Walter Vezey

Personal information
- Full name: Walter John Vezey
- Born: 12 January 1901 Edmonton, London, England
- Died: 4 April 1926 (aged 25) Arawali, North-West Frontier Province, British India
- Batting: Unknown
- Bowling: Unknown

Domestic team information
- 1925/26: Europeans

Career statistics
| Competition | First-class |
| Matches | 2 |
| Runs scored | 49 |
| Batting average | 16.33 |
| 100s/50s | –/– |
| Top score | 21 |
| Balls bowled | 112 |
| Wickets | 3 |
| Bowling average | 19.33 |
| 5 wickets in innings | – |
| 10 wickets in match | – |
| Best bowling | 3/18 |
| Catches/stumpings | 4/– |
- Source: Cricinfo, 31 December 2023

= Walter Vezey =

English cricketer and soldier

Walter John Vezey (12 January 1901 – 4 April 1926) was an English first-class cricketer and an officer in the British Indian Army.

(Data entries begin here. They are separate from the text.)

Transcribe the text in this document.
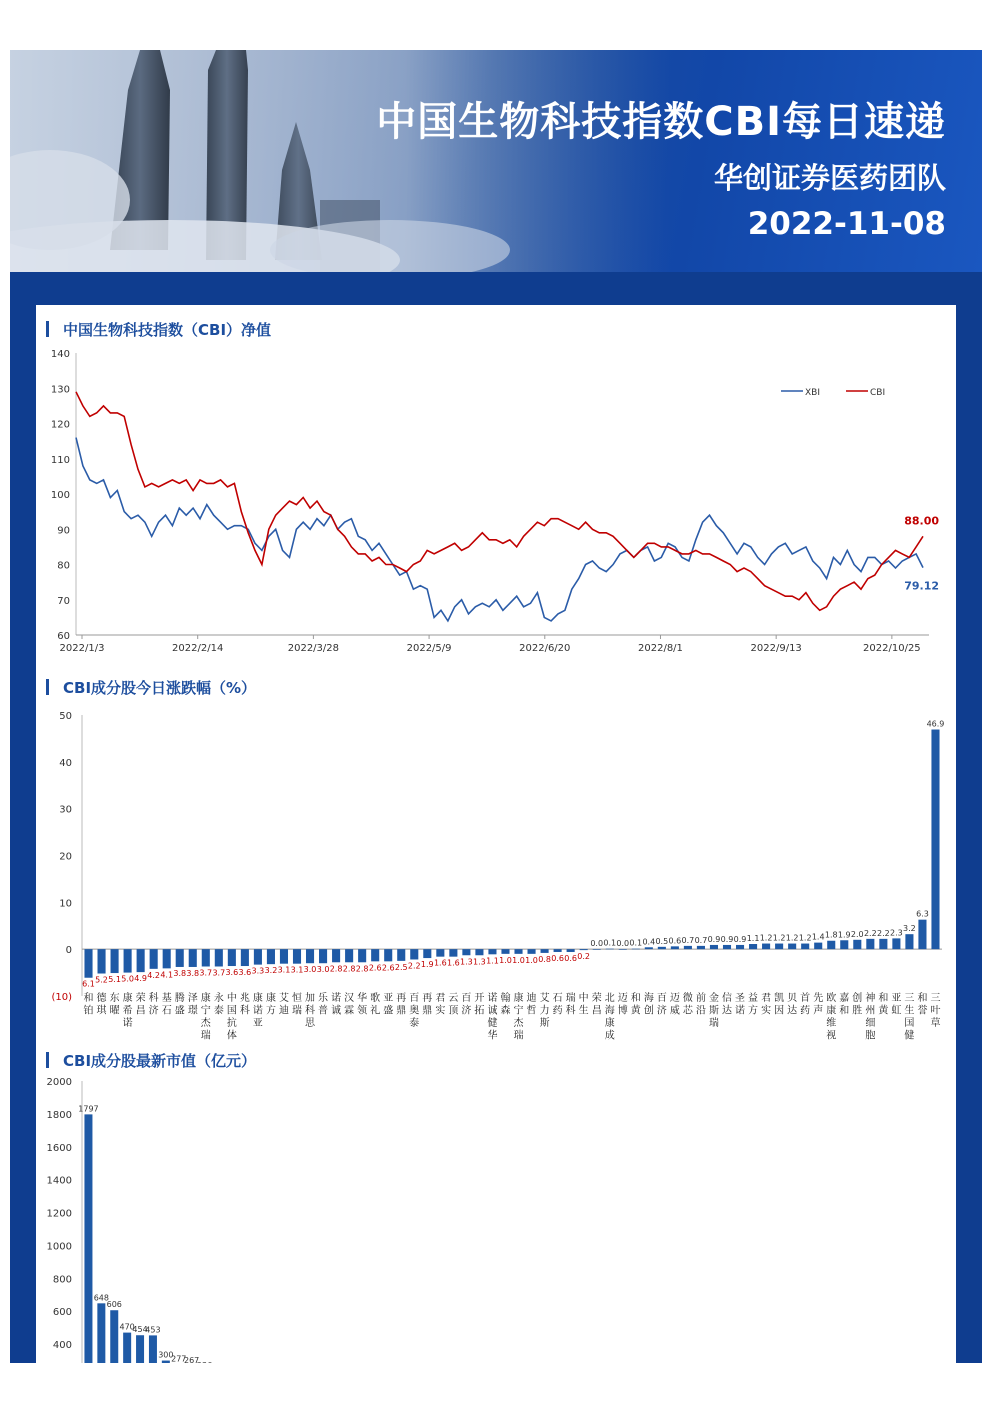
中国生物科技指数CBI每日速递
华创证券医药团队
2022-11-08
中国生物科技指数（CBI）净值
60
70
80
90
100
110
120
130
140
2022/1/3	2022/2/14	2022/3/28	2022/5/9	2022/6/20	2022/8/1	2022/9/13	2022/10/25
79.12
88.00
XBI	CBI
CBI成分股今日涨跌幅（%）
(10)
0
10
20
30
40
50
6.1
和铂
5.2
德琪
5.1
东曜
5.0
康希诺
4.9
荣昌
4.2
科济
4.1
基石
3.8
腾盛
3.8
泽璟
3.7
康宁杰瑞
3.7
永泰
3.6
中国抗体
3.6
兆科
3.3
康诺亚
3.2
康方
3.1
艾迪
3.1
恒瑞
3.0
加科思
3.0
乐普
2.8
诺诚
2.8
汉霖
2.8
华领
2.6
歌礼
2.6
亚盛
2.5
再鼎
2.2
百奥泰
1.9
再鼎
1.6
君实
1.6
云顶
1.3
百济
1.3
开拓
1.1
诺诚健华
1.0
翰森
1.0
康宁杰瑞
1.0
迪哲
0.8
艾力斯
0.6
石药
0.6
瑞科
0.2
中生
0.0
荣昌
0.1
北海康成
0.0
迈博
0.1
和黄
0.4
海创
0.5
百济
0.6
迈威
0.7
微芯
0.7
前沿
0.9
金斯瑞
0.9
信达
0.9
圣诺
1.1
益方
1.2
君实
1.2
凯因
1.2
贝达
1.2
首药
1.4
先声
1.8
欧康维视
1.9
嘉和
2.0
创胜
2.2
神州细胞
2.2
和黄
2.3
亚虹
3.2
三生国健
6.3
和誉
46.9
三叶草
CBI成分股最新市值（亿元）
200
400
600
800
1000
1200
1400
1600
1800
2000
1797
648
606
470
454
453
300
277
267
236
222
208
168
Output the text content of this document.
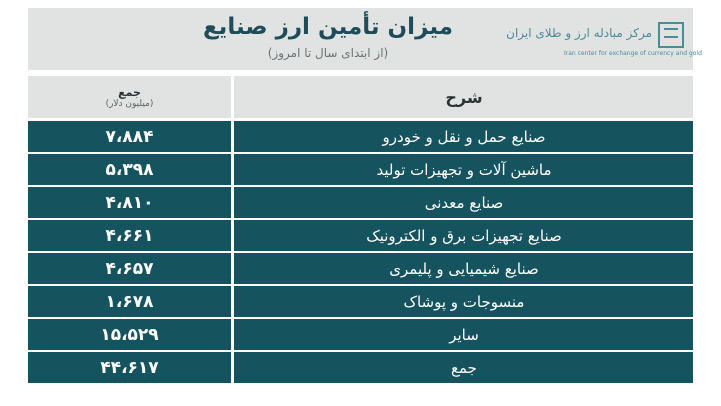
میزان تأمین ارز صنایع
(از ابتدای سال تا امروز)
مرکز مبادله ارز و طلای ایران
Iran center for exchange of currency and gold
شرح
جمع
(میلیون دلار)
صنایع حمل و نقل و خودرو
۷،۸۸۴
ماشین آلات و تجهیزات تولید
۵،۳۹۸
صنایع معدنی
۴،۸۱۰
صنایع تجهیزات برق و الکترونیک
۴،۶۶۱
صنایع شیمیایی و پلیمری
۴،۶۵۷
منسوجات و پوشاک
۱،۶۷۸
سایر
۱۵،۵۲۹
جمع
۴۴،۶۱۷
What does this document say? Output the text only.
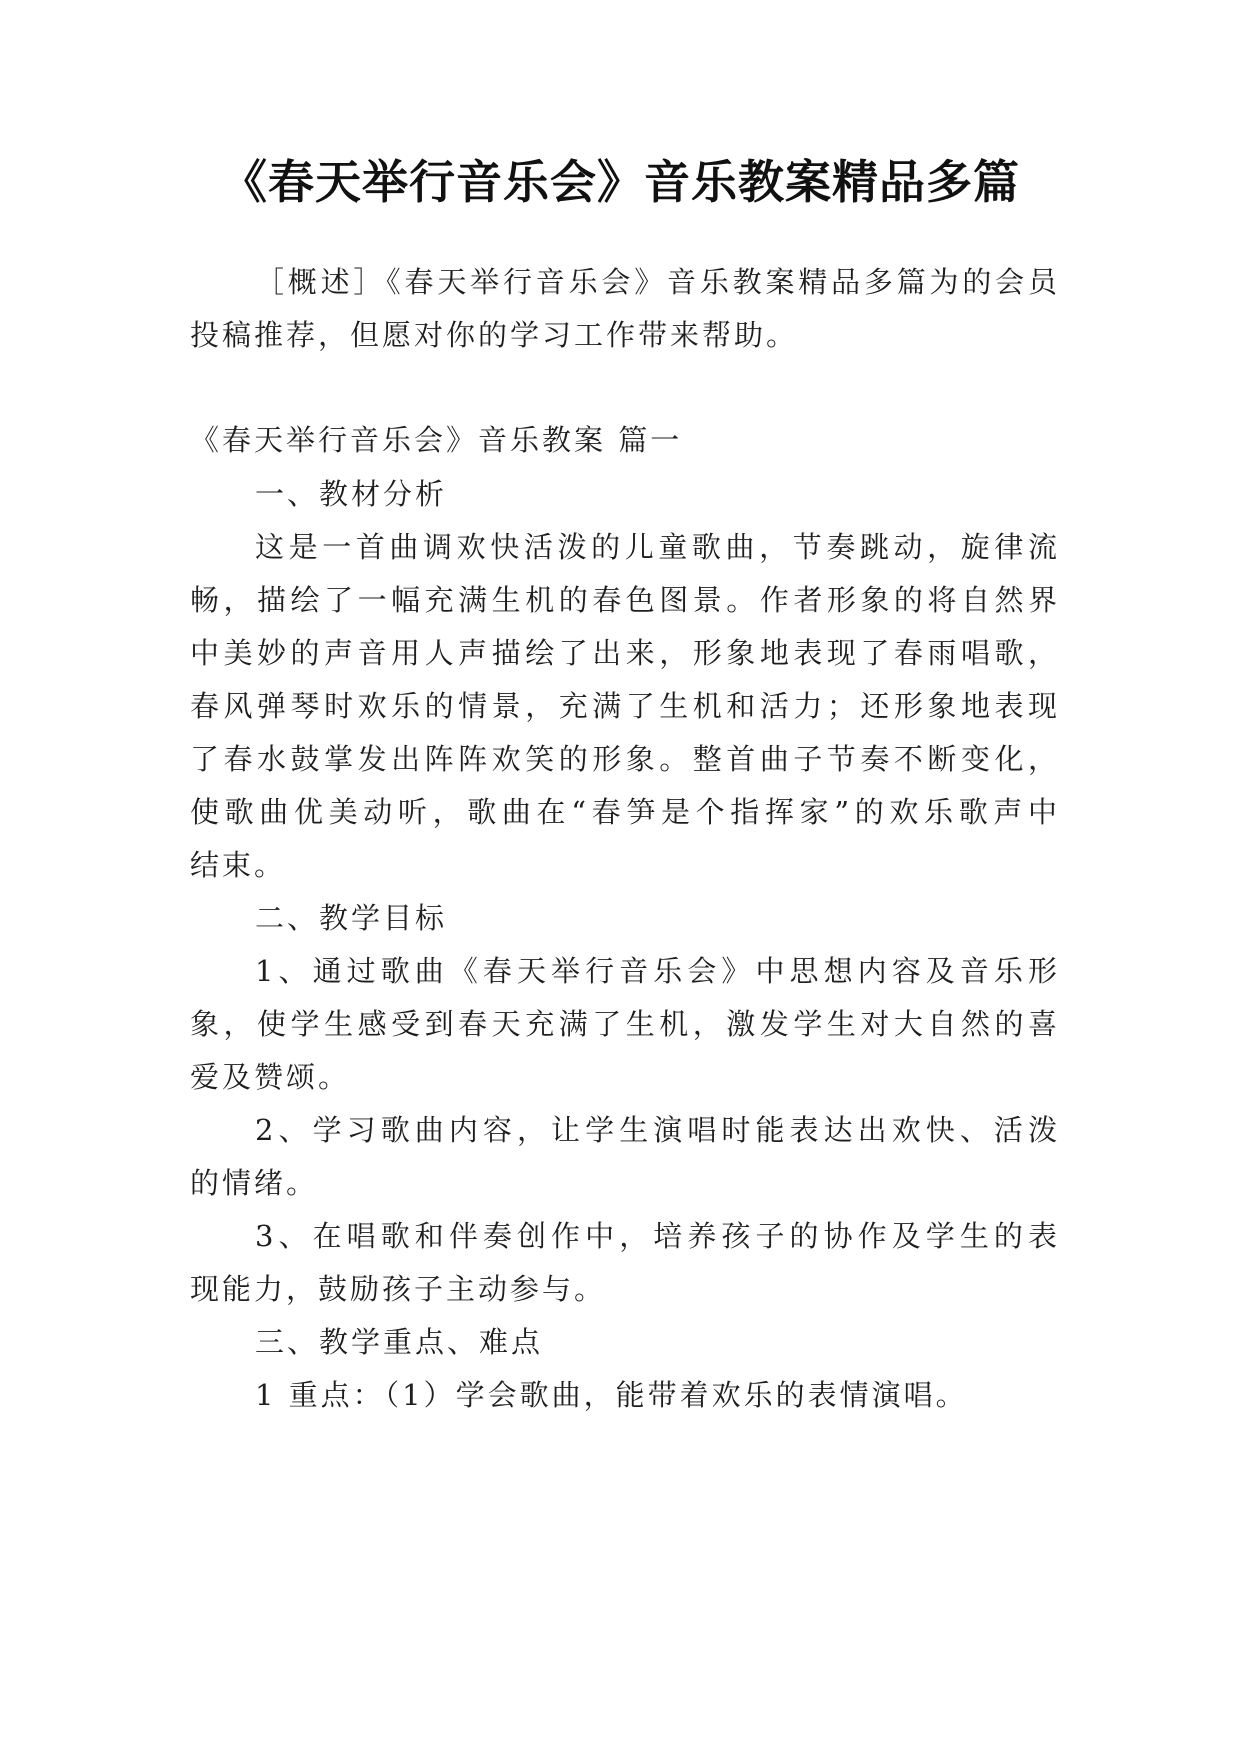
《春天举行音乐会》音乐教案精品多篇
［概述］《春天举行音乐会》音乐教案精品多篇为的会员
投稿推荐，但愿对你的学习工作带来帮助。
《春天举行音乐会》音乐教案 篇一
一、教材分析
这是一首曲调欢快活泼的儿童歌曲，节奏跳动，旋律流
畅，描绘了一幅充满生机的春色图景。作者形象的将自然界
中美妙的声音用人声描绘了出来，形象地表现了春雨唱歌，
春风弹琴时欢乐的情景，充满了生机和活力；还形象地表现
了春水鼓掌发出阵阵欢笑的形象。整首曲子节奏不断变化，
使歌曲优美动听，歌曲在“春笋是个指挥家”的欢乐歌声中
结束。
二、教学目标
1、通过歌曲《春天举行音乐会》中思想内容及音乐形
象，使学生感受到春天充满了生机，激发学生对大自然的喜
爱及赞颂。
2、学习歌曲内容，让学生演唱时能表达出欢快、活泼
的情绪。
3、在唱歌和伴奏创作中，培养孩子的协作及学生的表
现能力，鼓励孩子主动参与。
三、教学重点、难点
1 重点：（1）学会歌曲，能带着欢乐的表情演唱。
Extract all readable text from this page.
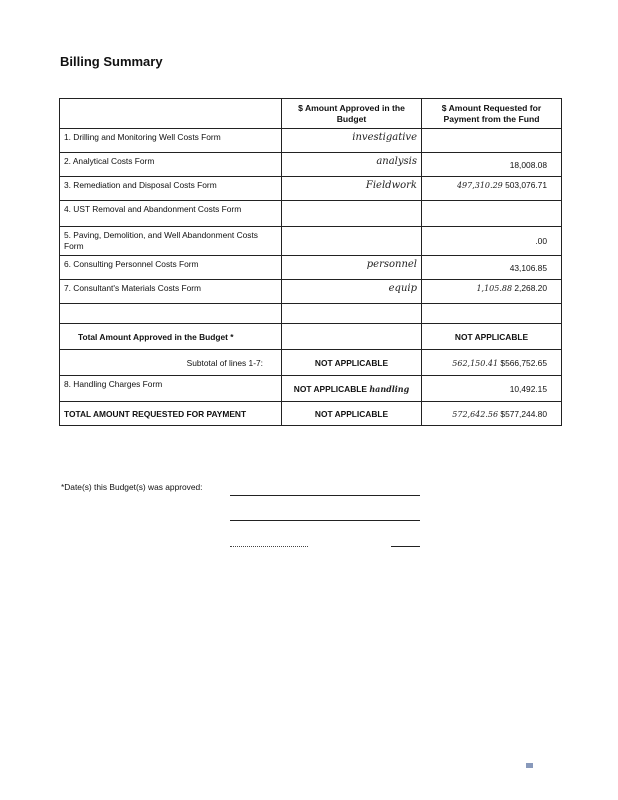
Billing Summary
	$ Amount Approved in the Budget	$ Amount Requested for Payment from the Fund
1. Drilling and Monitoring Well Costs Form	investigative	
2. Analytical Costs Form	analysis	18,008.08
3. Remediation and Disposal Costs Form	Fieldwork	497,310.29 503,076.71
4. UST Removal and Abandonment Costs Form		
5. Paving, Demolition, and Well Abandonment Costs Form		.00
6. Consulting Personnel Costs Form	personnel	43,106.85
7. Consultant's Materials Costs Form	equip	1,105.88 2,268.20

Total Amount Approved in the Budget *		NOT APPLICABLE
Subtotal of lines 1-7:	NOT APPLICABLE	562,150.41 $566,752.65
8. Handling Charges Form	NOT APPLICABLE handling	10,492.15
TOTAL AMOUNT REQUESTED FOR PAYMENT	NOT APPLICABLE	572,642.56 $577,244.80
*Date(s) this Budget(s) was approved:
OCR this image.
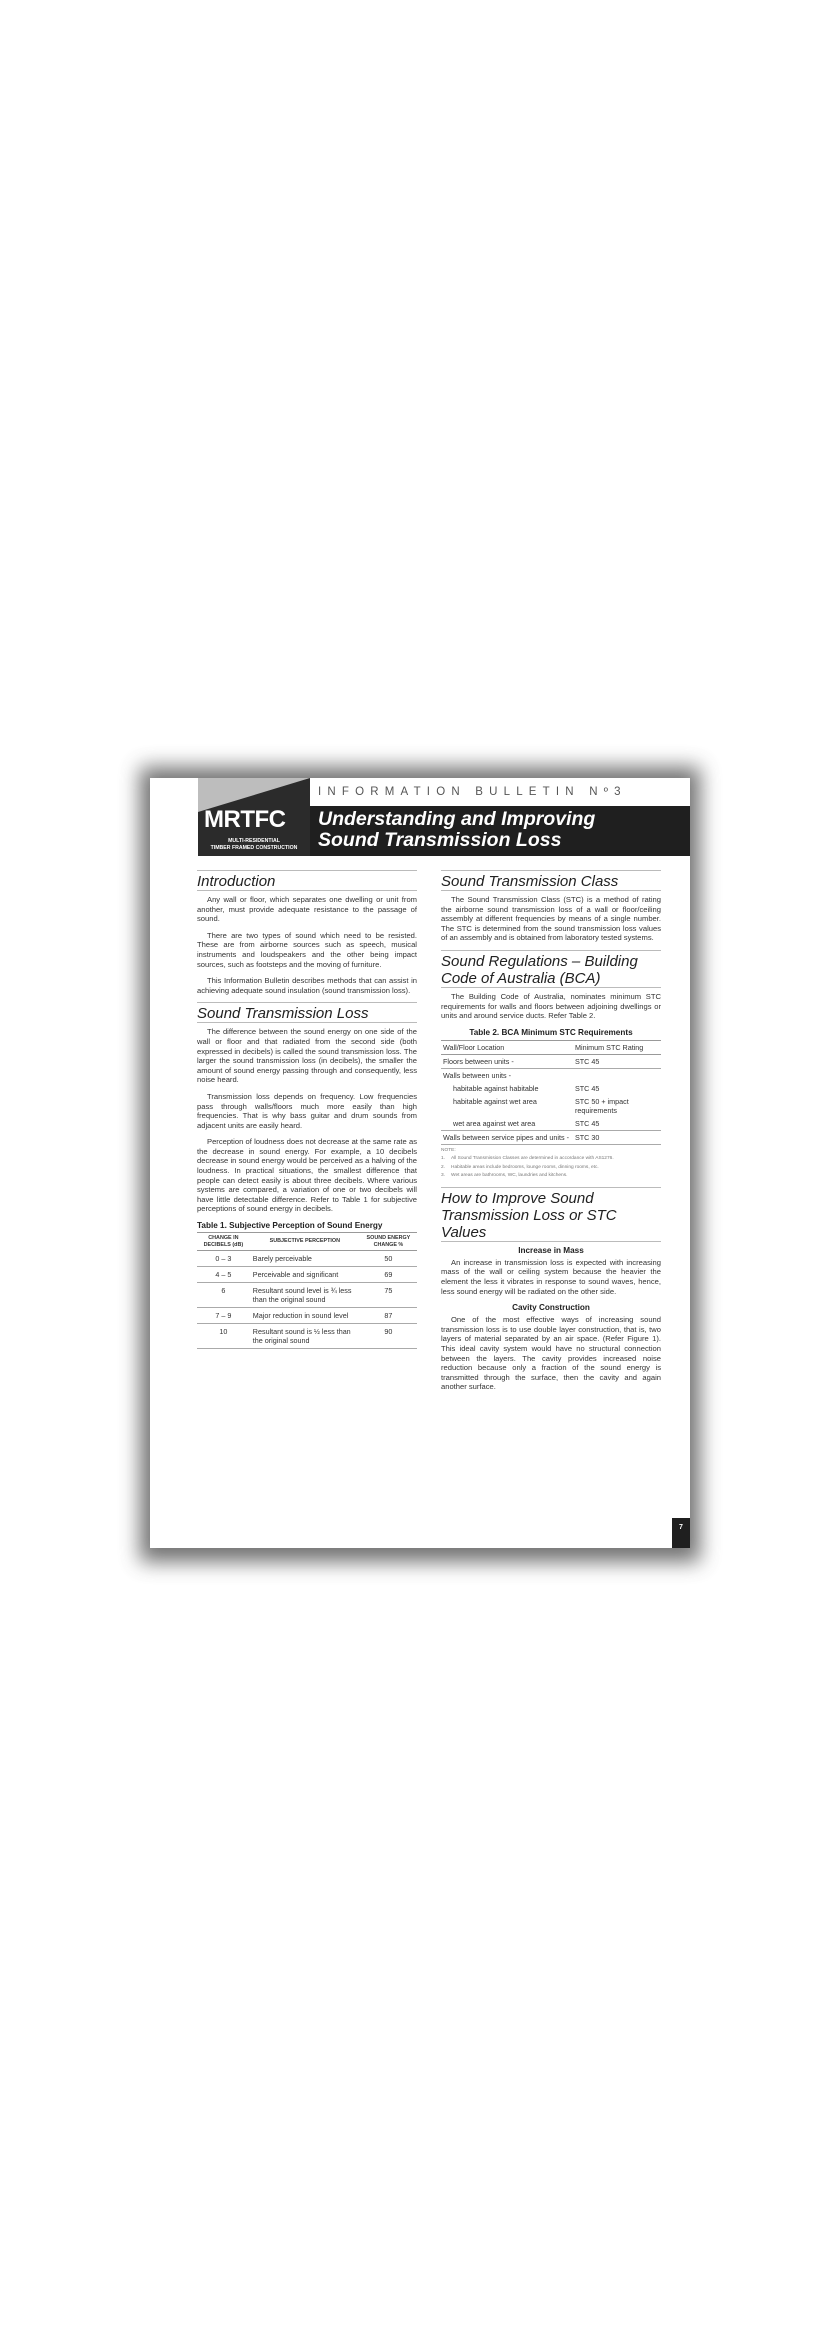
INFORMATION BULLETIN Nº3
Understanding and Improving
Sound Transmission Loss
MRTFC
MULTI-RESIDENTIAL
TIMBER FRAMED CONSTRUCTION
Introduction

Any wall or floor, which separates one dwelling or unit from another, must provide adequate resistance to the passage of sound.

There are two types of sound which need to be resisted. These are from airborne sources such as speech, musical instruments and loudspeakers and the other being impact sources, such as footsteps and the moving of furniture.

This Information Bulletin describes methods that can assist in achieving adequate sound insulation (sound transmission loss).

Sound Transmission Loss

The difference between the sound energy on one side of the wall or floor and that radiated from the second side (both expressed in decibels) is called the sound transmission loss. The larger the sound transmission loss (in decibels), the smaller the amount of sound energy passing through and consequently, less noise heard.

Transmission loss depends on frequency. Low frequencies pass through walls/floors much more easily than high frequencies. That is why bass guitar and drum sounds from adjacent units are easily heard.

Perception of loudness does not decrease at the same rate as the decrease in sound energy. For example, a 10 decibels decrease in sound energy would be perceived as a halving of the loudness. In practical situations, the smallest difference that people can detect easily is about three decibels. Where various systems are compared, a variation of one or two decibels will have little detectable difference. Refer to Table 1 for subjective perceptions of sound energy in decibels.

Table 1. Subjective Perception of Sound Energy
CHANGE IN DECIBELS (dB)	SUBJECTIVE PERCEPTION	SOUND ENERGY CHANGE %
0 – 3	Barely perceivable	50
4 – 5	Perceivable and significant	69
6	Resultant sound level is ¾ less than the original sound	75
7 – 9	Major reduction in sound level	87
10	Resultant sound is ½ less than the original sound	90
Sound Transmission Class

The Sound Transmission Class (STC) is a method of rating the airborne sound transmission loss of a wall or floor/ceiling assembly at different frequencies by means of a single number. The STC is determined from the sound transmission loss values of an assembly and is obtained from laboratory tested systems.

Sound Regulations – Building
Code of Australia (BCA)

The Building Code of Australia, nominates minimum STC requirements for walls and floors between adjoining dwellings or units and around service ducts. Refer Table 2.

Table 2. BCA Minimum STC Requirements
Wall/Floor Location	Minimum STC Rating
Floors between units -	STC 45
Walls between units -	
habitable against habitable	STC 45
habitable against wet area	STC 50 + impact requirements
wet area against wet area	STC 45
Walls between service pipes and units -	STC 30
NOTE:
1. All Sound Transmission Classes are determined in accordance with AS1276.
2. Habitable areas include bedrooms, lounge rooms, dinning rooms, etc.
3. Wet areas are bathrooms, WC, laundries and kitchens.
How to Improve Sound
Transmission Loss or STC Values
Increase in Mass

An increase in transmission loss is expected with increasing mass of the wall or ceiling system because the heavier the element the less it vibrates in response to sound waves, hence, less sound energy will be radiated on the other side.

Cavity Construction

One of the most effective ways of increasing sound transmission loss is to use double layer construction, that is, two layers of material separated by an air space. (Refer Figure 1). This ideal cavity system would have no structural connection between the layers. The cavity provides increased noise reduction because only a fraction of the sound energy is transmitted through the surface, then the cavity and again another surface.

7
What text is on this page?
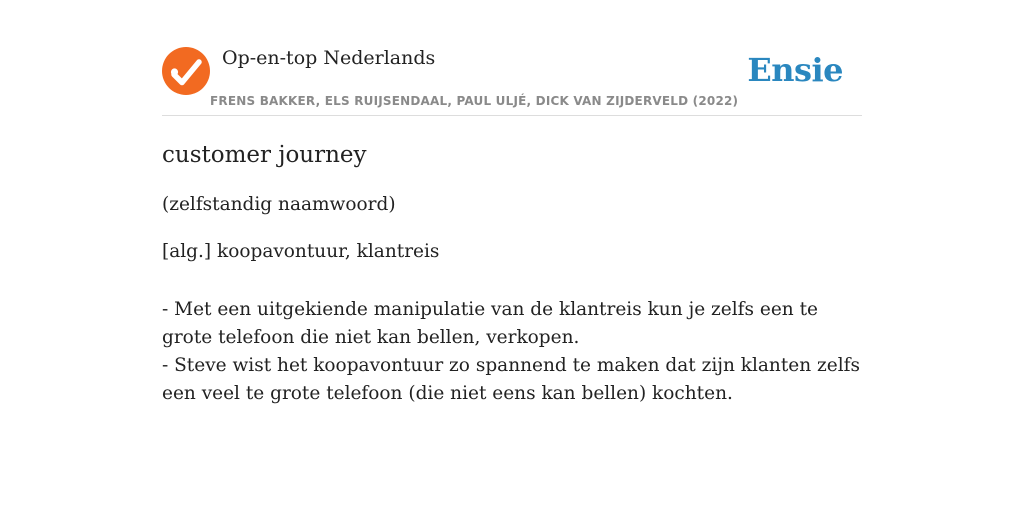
Op-en-top Nederlands
FRENS BAKKER, ELS RUIJSENDAAL, PAUL ULJÉ, DICK VAN ZIJDERVELD (2022)
Ensie
customer journey
(zelfstandig naamwoord)
[alg.] koopavontuur, klantreis

- Met een uitgekiende manipulatie van de klantreis kun je zelfs een te grote telefoon die niet kan bellen, verkopen.

- Steve wist het koopavontuur zo spannend te maken dat zijn klanten zelfs een veel te grote telefoon (die niet eens kan bellen) kochten.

The son of Peter Vezey and his wife, Lottie, he was born at Edmonton in January 1901. He was educated at Haileybury, before going up to the Royal Military Academy at Woolwich. From there, he graduated as a second lieutenant into the Royal Engineers and was later attached to the Royal Bombay Sappers in British India. He was promoted to lieutenant in July 1922. Whilst in India, Vezey made two appearances in first-class cricket for the Europeans cricket team against the Sikhs and the Muslims in the 1925–26 Lahore Tournament. He scored 49 runs in his two matches, with a highest score of 21, while with the ball, he took 3 wickets at an average of 19.33. While a passenger on 4 April 1926 aboard a DH.9A of No. 60 Squadron RAF flown by Pilot Officer David John Lloyd, Vezey was killed when the aircraft crashed in the North-West Frontier Province; the pilot was also killed in the crash.